Abstract The Appalachian Inner Piedmont (IP) extends along orogenic strike some 700 km from North Carolina to Alabama. Its physical attributes contrast with those of other Appalachian tectonic elements: gentle dip of dominant foliation; imbricate stack of fold nappes; dominant sillimanite-grade metamorphism and near ubiquitous migmatization; heterogeneous, non-plane deformation; and earlier S-foliations transposed to C-foliations southeast of the mid-Palaeozoic Brevard fault zone forming a 10–20 km wide amphibolite-facies shear zone along the western flank of the IP. The IP contains west- and SW-directed thrust sheets and mineral stretching lineation, sheath folds on all scales, and other indicators that define a curved crustal flow pattern throughout the belt. Field and modern geochronologic data confirm that the IP is not exotic. It contains a Laurentian component (eastern Tugaloo terrane) and an internal terrane (Cat Square) that contains both Laurentian and Gondwanan detrital zircons, separated by the Brindle Creek fault. Cat Square terrane rocks likely accumulated in a Devonian remnant ocean that closed beginning c. 400 Ma.

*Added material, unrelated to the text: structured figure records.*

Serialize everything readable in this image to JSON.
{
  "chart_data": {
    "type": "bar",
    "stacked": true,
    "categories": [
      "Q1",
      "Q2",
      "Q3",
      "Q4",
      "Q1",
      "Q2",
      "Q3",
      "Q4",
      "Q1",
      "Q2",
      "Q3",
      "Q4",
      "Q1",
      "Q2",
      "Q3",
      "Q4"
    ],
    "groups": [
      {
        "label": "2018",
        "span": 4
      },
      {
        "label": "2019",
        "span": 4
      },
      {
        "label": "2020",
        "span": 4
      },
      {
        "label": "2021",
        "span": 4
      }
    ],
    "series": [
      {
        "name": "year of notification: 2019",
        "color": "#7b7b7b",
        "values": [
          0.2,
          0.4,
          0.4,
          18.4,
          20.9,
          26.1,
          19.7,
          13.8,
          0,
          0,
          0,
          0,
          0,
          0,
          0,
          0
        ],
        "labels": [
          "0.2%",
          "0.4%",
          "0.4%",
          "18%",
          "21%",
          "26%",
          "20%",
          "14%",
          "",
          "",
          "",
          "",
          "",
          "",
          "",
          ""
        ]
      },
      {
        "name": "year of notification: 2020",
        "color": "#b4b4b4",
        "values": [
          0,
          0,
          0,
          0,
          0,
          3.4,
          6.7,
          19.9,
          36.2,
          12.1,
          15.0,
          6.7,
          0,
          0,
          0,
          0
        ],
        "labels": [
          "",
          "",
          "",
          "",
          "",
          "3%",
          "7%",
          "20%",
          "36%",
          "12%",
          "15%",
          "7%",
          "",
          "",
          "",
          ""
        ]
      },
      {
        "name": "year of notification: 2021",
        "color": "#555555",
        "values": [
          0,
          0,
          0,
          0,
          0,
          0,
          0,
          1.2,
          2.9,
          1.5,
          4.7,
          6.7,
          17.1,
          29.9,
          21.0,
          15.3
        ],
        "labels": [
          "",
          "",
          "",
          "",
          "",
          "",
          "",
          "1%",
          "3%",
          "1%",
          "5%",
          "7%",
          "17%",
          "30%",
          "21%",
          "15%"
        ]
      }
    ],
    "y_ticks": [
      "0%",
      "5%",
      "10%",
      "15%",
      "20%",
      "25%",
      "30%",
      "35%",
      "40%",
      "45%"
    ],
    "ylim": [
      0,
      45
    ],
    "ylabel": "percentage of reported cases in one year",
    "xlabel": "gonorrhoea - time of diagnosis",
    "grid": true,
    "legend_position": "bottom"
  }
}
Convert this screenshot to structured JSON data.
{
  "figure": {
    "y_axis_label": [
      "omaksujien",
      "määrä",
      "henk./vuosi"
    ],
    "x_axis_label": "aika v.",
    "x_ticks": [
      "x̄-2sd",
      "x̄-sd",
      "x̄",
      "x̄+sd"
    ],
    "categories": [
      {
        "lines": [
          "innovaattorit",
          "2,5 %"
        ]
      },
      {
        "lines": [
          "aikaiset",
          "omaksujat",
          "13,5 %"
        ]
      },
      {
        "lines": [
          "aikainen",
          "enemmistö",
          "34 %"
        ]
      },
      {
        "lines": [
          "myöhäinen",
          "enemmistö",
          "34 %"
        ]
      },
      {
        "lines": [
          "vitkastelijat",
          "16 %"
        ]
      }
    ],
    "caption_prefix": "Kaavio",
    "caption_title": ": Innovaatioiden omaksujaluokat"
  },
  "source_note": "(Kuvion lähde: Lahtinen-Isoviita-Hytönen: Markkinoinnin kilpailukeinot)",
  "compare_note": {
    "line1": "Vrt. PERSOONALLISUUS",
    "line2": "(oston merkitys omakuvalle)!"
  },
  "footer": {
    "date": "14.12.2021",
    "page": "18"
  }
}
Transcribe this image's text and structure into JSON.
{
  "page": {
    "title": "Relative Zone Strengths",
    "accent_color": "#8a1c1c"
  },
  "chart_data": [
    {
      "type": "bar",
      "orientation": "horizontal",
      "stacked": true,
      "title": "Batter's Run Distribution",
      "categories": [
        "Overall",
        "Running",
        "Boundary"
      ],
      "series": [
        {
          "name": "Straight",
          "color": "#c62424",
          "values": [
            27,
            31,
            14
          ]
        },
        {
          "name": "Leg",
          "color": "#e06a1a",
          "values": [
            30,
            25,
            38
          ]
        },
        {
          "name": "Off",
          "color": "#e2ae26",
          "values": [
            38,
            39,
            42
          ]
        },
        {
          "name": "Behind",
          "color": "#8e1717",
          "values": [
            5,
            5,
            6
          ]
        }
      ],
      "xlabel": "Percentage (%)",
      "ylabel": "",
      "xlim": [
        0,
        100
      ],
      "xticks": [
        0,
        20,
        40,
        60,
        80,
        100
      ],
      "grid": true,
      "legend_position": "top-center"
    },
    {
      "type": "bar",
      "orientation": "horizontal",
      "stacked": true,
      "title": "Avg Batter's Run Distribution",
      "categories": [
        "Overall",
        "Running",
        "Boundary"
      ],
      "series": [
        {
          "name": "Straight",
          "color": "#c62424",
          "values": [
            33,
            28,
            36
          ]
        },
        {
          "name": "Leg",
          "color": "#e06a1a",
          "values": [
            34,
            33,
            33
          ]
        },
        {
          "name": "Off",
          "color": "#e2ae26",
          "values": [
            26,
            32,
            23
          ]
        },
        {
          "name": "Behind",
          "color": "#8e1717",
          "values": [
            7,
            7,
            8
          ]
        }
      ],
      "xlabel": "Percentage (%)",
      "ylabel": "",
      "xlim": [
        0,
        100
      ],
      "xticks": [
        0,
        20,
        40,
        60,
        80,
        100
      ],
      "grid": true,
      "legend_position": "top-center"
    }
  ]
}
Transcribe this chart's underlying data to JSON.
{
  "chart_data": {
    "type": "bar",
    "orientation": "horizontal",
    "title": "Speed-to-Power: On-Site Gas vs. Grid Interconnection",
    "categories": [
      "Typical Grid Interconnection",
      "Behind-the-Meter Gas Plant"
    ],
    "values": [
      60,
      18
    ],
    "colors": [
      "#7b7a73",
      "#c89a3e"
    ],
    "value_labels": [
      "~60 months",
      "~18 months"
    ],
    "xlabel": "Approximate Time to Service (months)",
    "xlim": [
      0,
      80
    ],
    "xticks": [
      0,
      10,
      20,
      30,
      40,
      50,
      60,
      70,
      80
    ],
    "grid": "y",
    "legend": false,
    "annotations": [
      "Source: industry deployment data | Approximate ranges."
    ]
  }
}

The complex but consistently asymmetric, NW- to west- to SW-directed flow pattern throughout the IP reflects confinement beneath a > 15 km thick overburden produced during subduction of Cat Square and Laurentian components beneath the approaching Carolina superterrane along the Central Piedmont suture. Oblique NE-to-SW transpressive subduction to > 15 km depth initiated partial melting, forcing escape from the collision zone in an along-strike orogenic channel. The IP detached from rocks to the west of the mid-Palaeozoic Brevard fault zone as the collision zone tightened and the IP mass flowed c. 200 km southwestward in the channel. The top of the channel is preserved at the NE end of the IP, and the base (Brevard fault zone) is preserved to the west and SW. As an exhumed orogenic channel, the curved IP flow paths may provide insight for middle to lower crustal deformation and flow in modern orogens.